The following Sunday evening the Reverend George Washington Bascom discussed "The Questions of the Day." The Union Avenue African Church was well filled. Many of the members of this church were among the best colored people of the town, but of course the Union Avenue Church also had its share of the other kind.
The major portion of Reverend Bascom's address was devoted to the coming election. He discussed the issues of the campaign and then he aroused tremendous interest when he said:
"They tell us that the Ku Klux Klan is a factor in this campaign. They told us in the city election that if we did not line up for certain candidates that the Klan would get so strong here that no negro would be safe in the pursuit of his happiness. Now if there is any nigger here whose pursuit of happiness leads him to the chicken coop of his neighbor he ought not to be safe in that pursuit."

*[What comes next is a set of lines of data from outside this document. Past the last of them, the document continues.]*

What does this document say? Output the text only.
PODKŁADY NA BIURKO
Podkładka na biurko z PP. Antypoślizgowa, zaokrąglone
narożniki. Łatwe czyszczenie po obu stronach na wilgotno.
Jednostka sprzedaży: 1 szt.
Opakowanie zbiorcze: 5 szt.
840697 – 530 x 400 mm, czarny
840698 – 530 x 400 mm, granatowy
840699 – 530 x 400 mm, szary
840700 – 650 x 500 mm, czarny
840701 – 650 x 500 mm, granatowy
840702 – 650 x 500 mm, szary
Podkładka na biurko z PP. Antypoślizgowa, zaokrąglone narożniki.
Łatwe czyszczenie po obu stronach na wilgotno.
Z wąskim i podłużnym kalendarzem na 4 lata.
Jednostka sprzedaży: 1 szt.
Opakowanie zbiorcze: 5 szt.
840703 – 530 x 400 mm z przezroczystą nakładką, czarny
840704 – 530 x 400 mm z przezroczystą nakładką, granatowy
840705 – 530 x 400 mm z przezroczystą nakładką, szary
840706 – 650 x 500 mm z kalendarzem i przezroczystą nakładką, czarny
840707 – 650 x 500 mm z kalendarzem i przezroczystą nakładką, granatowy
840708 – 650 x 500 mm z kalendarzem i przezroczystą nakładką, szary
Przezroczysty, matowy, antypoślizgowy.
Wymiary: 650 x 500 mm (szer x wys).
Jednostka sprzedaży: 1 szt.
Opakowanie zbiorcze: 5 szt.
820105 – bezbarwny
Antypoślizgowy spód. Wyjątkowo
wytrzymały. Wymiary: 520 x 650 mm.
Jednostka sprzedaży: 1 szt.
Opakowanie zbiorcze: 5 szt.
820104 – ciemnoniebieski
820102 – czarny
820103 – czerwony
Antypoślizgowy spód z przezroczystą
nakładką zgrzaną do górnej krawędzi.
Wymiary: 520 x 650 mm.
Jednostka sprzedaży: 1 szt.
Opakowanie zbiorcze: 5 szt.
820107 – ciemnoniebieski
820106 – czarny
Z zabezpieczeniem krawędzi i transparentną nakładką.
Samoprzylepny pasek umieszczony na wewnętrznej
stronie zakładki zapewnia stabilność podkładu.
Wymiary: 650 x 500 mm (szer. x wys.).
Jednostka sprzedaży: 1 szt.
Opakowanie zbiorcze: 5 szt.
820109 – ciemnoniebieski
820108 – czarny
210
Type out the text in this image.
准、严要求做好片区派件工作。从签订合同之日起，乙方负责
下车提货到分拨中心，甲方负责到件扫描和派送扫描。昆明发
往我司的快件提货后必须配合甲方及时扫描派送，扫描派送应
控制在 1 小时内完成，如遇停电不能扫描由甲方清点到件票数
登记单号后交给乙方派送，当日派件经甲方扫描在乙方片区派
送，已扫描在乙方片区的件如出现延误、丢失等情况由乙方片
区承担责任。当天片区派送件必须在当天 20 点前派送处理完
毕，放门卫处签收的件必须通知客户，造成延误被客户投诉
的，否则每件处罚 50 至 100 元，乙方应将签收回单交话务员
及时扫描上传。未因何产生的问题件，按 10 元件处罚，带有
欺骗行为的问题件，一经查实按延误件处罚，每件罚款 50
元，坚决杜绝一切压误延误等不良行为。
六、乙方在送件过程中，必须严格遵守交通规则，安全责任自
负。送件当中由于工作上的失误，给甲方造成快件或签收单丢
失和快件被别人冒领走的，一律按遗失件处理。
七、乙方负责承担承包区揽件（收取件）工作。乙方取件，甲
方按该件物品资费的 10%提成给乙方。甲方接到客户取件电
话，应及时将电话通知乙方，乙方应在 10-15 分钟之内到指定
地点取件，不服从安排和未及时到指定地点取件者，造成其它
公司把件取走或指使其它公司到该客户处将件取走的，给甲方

("Dat's right, dat's right," came from a number of his auditors.) "Now they are trying to scare us with that bogey man, the Klan."
"Now the Klan may go out and do unlawful things and then again it may not." ("I know it does," came from the pew where Rastus Jones was seated. "Amen," shouted Sam Jenkins.) "As I was a saying, the Klan may sometimes whip a nigger and then again it may be some folks who have no connection with the Klan, but if the Klan does do it I want to tell you that it isn't any more than some of you rascally niggers need."
("Amen, amen; dat's right, dat's right," came from various parts of the house.)